The novel struck me this time as something of a microcosm of the series itself, with many ups and downs as time progresses. The best interlude in my opinion was when Stephen falls overboard (of course) and Jack jumps in without thinking or telling anyone else, and they both just kind of drift out in the open ocean and very nearly perish. The scene within that interlude with the whale was wonderful, and the whole episode has some nice things to say about the nature of friendship, certainly the friendship of these two characters.
LOTS of creature references throughout this book. Having two naturalists aboard in the form of Stephen and Reverend Martin certainly helps that.
The Reverse of the Medal (Bookshop|Library) by Patrick O'Brian
This book is where we really see Jack Aubrey as close to broken as we get in the whole series.

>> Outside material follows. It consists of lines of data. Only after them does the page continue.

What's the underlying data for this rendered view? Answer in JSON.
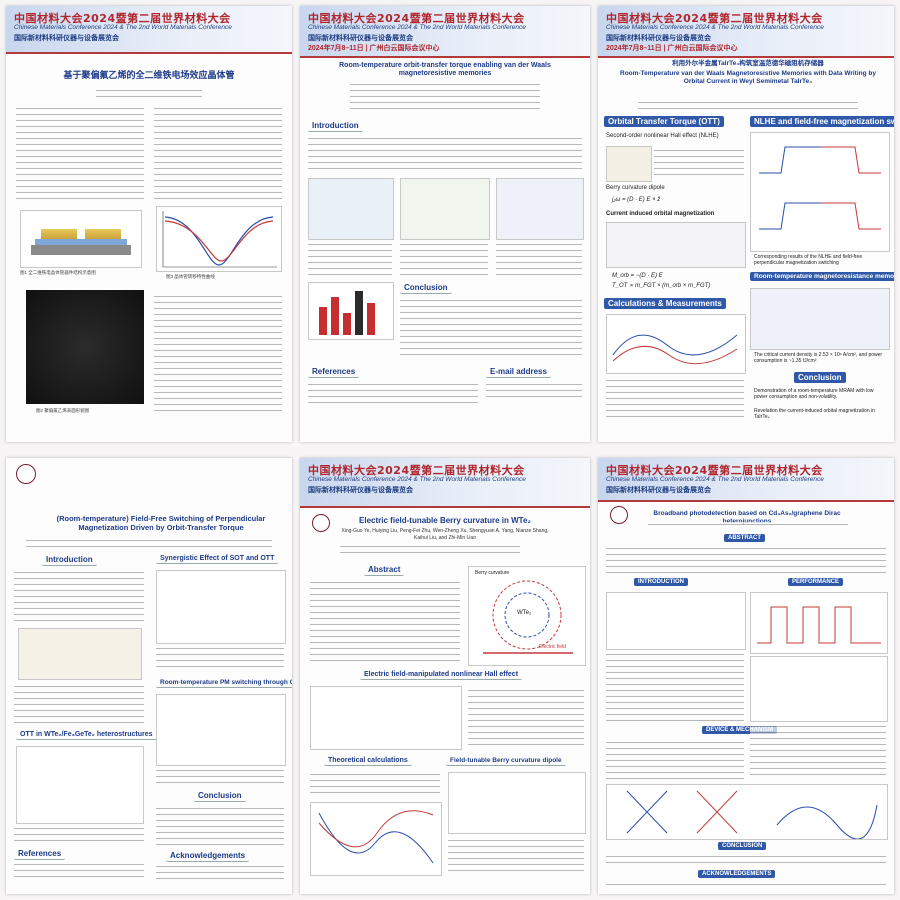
{
  "conference": {
    "cn": "中国材料大会2024暨第二届世界材料大会",
    "en": "Chinese Materials Conference 2024 & The 2nd World Materials Conference",
    "expo": "国际新材料科研仪器与设备展览会",
    "cn_short": "第二届世界材料大会",
    "date": "2024年7月8–11日 | 广州白云国际会议中心"
  },
  "posters": [
    {
      "id": "p1",
      "title": "基于聚偏氟乙烯的全二维铁电场效应晶体管",
      "figure_captions": [
        "图1 全二维铁电晶体管器件结构示意图",
        "图2 聚偏氟乙烯表面形貌图",
        "图3 晶体管转移特性曲线"
      ]
    },
    {
      "id": "p2",
      "title": "Room-temperature orbit-transfer torque enabling van der Waals magnetoresistive memories",
      "sections": [
        "Introduction",
        "Conclusion",
        "References",
        "E-mail address"
      ]
    },
    {
      "id": "p3",
      "title_cn": "利用外尔半金属TaIrTe₄构筑室温范德华磁阻机存储器",
      "title_en": "Room-Temperature van der Waals Magnetoresistive Memories with Data Writing by Orbital Current in Weyl Semimetal TaIrTe₄",
      "sections": [
        "Orbital Transfer Torque (OTT)",
        "NLHE and field-free magnetization switching",
        "Room-temperature magnetoresistance memory",
        "Calculations & Measurements",
        "Conclusion"
      ],
      "bullets": [
        "Second-order nonlinear Hall effect (NLHE)",
        "Berry curvature dipole",
        "Current induced orbital magnetization",
        "Corresponding results of the NLHE and field-free perpendicular magnetization switching",
        "The critical current density is 2.53 × 10⁶ A/cm², and power consumption is ~1.35 fJ/cm²"
      ],
      "conclusion": [
        "Demonstration of a room-temperature MRAM with low power consumption and non-volatility.",
        "Revelation the current-induced orbital magnetization in TaIrTe₄"
      ],
      "equations": [
        "j₂ω = (D · E) E × ẑ",
        "M_orb = −(D · E) E",
        "T_OT ∝ m_FGT × (m_orb × m_FGT)"
      ]
    },
    {
      "id": "p4",
      "title": "(Room-temperature) Field-Free Switching of Perpendicular Magnetization Driven by Orbit-Transfer Torque",
      "sections": [
        "Introduction",
        "Synergistic Effect of SOT and OTT",
        "Room-temperature PM switching through OTT",
        "OTT in WTe₂/Fe₃GeTe₂ heterostructures",
        "Conclusion",
        "References",
        "Acknowledgements"
      ]
    },
    {
      "id": "p5",
      "title": "Electric field-tunable Berry curvature in WTe₂",
      "authors": "Xing-Guo Ye, Huiying Liu, Peng-Fei Zhu, Wen-Zheng Xu, Shengyuan A. Yang, Nianze Shang, Kaihui Liu, and Zhi-Min Liao",
      "sections": [
        "Abstract",
        "Electric field-manipulated nonlinear Hall effect",
        "Theoretical calculations",
        "Field-tunable Berry curvature dipole"
      ],
      "labels": [
        "WTe₂",
        "Berry curvature",
        "Electric field"
      ]
    },
    {
      "id": "p6",
      "title": "Broadband photodetection based on Cd₃As₂/graphene Dirac heterojunctions",
      "sections": [
        "ABSTRACT",
        "INTRODUCTION",
        "PERFORMANCE",
        "DEVICE & MECHANISM",
        "CONCLUSION",
        "ACKNOWLEDGEMENTS"
      ]
    }
  ]
}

This time through the series I was able to focus enough to pick up on the irony of that, as he walks around for half of the book or more convinced that he has truly and finally figured it all out and made his fortune in life. What does that have to say to all of us, when he ends up first imprisoned in the Marshalsea during his trial for defrauding the stock market (but also, maybe mainly, for being the son of a prominent political enemy of the sitting government), and then in the pillory? And that pillory scene - it's so well known for a reason. Truly a high-mark of the series.
This book feels like much less of a Stephen book until the final parts of the story, when the overarching spy plot that started in Desolation Island (Bookshop|Library) leads to a major discovery with the potential for a happy resolution, while simultaneously setting Stephen up to get on a path to and through a dark personal interlude to be resolved later.
The Wind in the Willows (Bookshop|Library) by Kenneth Grahame
What struck me most about this book is how properly melancholy it is for large stretches. I think this can be appropriately read as some sort of romantic nostalgia on Grahame's part, but knowing what little I do know of his biography, I can't help but wonder how much of it is just personal melancholia - dare I say depression? Repression? Whatever the appropriate pop-psy term would be - on his own part. The two types are probably related anyway, but damn, some passages in this book just. Hit. You. Hard. "The Piper at the Gates of Dawn" and "Wayfarers All" particularly don't so much tug at the heartstrings as much as grab them and yank them straight through your rib cage and out of your chest. This is one to return to.
Also, Toad is just the most maniacal sociopath this side of the Joker. I get why children might be amused by his antics. I didn't really connect with him as a character. Probably just my misfortune for really encountering this material for the first time as a 37 year-old man.